Vuol dire andare al centro Caritas, ritirare lo scatolone con gli aiuti umanitari e portartelo da solo a "casa", anche se pesa tantissimo. Almeno questo lo vuoi fare da solo, vuoi dimostrare che sei ancora capace di darti da fare per la tua famiglia, anche se intorno a te sai che le persone ti vorrebbero aiutare. E queste persone non fanno niente, perché immaginano cosa stai provando e non vogliono ferirti ulteriormente. È come se ci fosse un codice di comportamento. Però a ringraziare ci provi, perché anche tu, tempo fa, hai fatto il volontario come loro.

Vuol dire affittare una casa in un campo profughi palestinese, che esiste da circa 60 anni e pagare una stanza 500 Dollari al mese.
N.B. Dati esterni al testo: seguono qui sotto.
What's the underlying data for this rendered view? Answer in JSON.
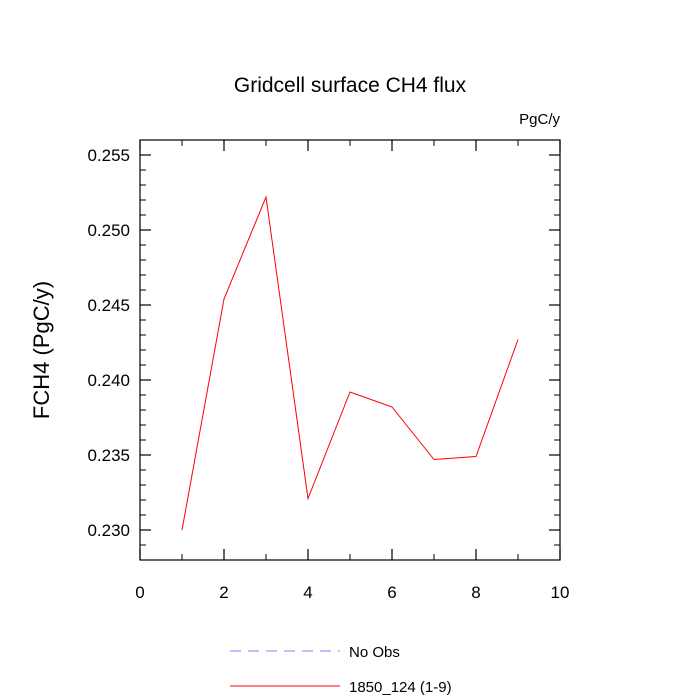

Forse gli altri si dimenticano di aver vissuto la stessa condizione che hai vissuto tu, ma, nella disperazione di non avere diritti da 60 anni e di non potersi pagare le cure più costose come la dialisi, senza la quale non potrebbero sopravvivere, lucrano sulla tua di disperazione.

Vuol dire che alcuni aiuti inviati dalle ONG internazionali arrivano scaduti e non possono essere utilizzati, perché è passato troppo tempo da quando sono stati raccolti a quando sono arrivati. Le motivazioni non si conoscono, ma, anche se sei profugo e disperato, i cibi scaduti non li puoi mangiare e nemmeno darli ai tuoi bambini.

Vuol dire che una volontaria viene dai tuo figlio, gli chiede come si chiama in un arabo stentato e cerca di farlo sorridere disegnando. Tu le sorridi e capisci che lei fa quello che può, ma sai che tuo figlio ci metterà un po’ a sorridere di nuovo, perché si trova in un posto che non è casa sua, e non lo sarà per molto tempo.

Vuol dire che il giorno prima sei un ragazzo dagli occhi buoni, studente di ingegneria e il giorno dopo  fai il cameriere in un bar in Libano, perché hai scritto sul tuo profilo Facebook contro il regime. Sai che, se tornassi in patria, saresti arrestato e quindi, sempre con gli stessi occhi buoni, forse perché non hai perso la speranza, cerchi di far passare una bella serata a sette volontari italiani che si vogliono rilassare.


Vuol dire che, nonostante tu non sia più giovane, abbia lavorato una vita e voglia finalmente goderti i frutti del tuo lavoro nella tua terra, sei costretta a scappare dal tuo paese e ad essere accolta in un centro Caritas, perché non sai dove altro andare.
Vuol dire sperare che tutto questo finisca, non tanto per te che la tua vita l'hai già fatta, quanto per i tuoi figli e i tuoi nipoti, perché non debbano vivere quello che tu hai vissuto.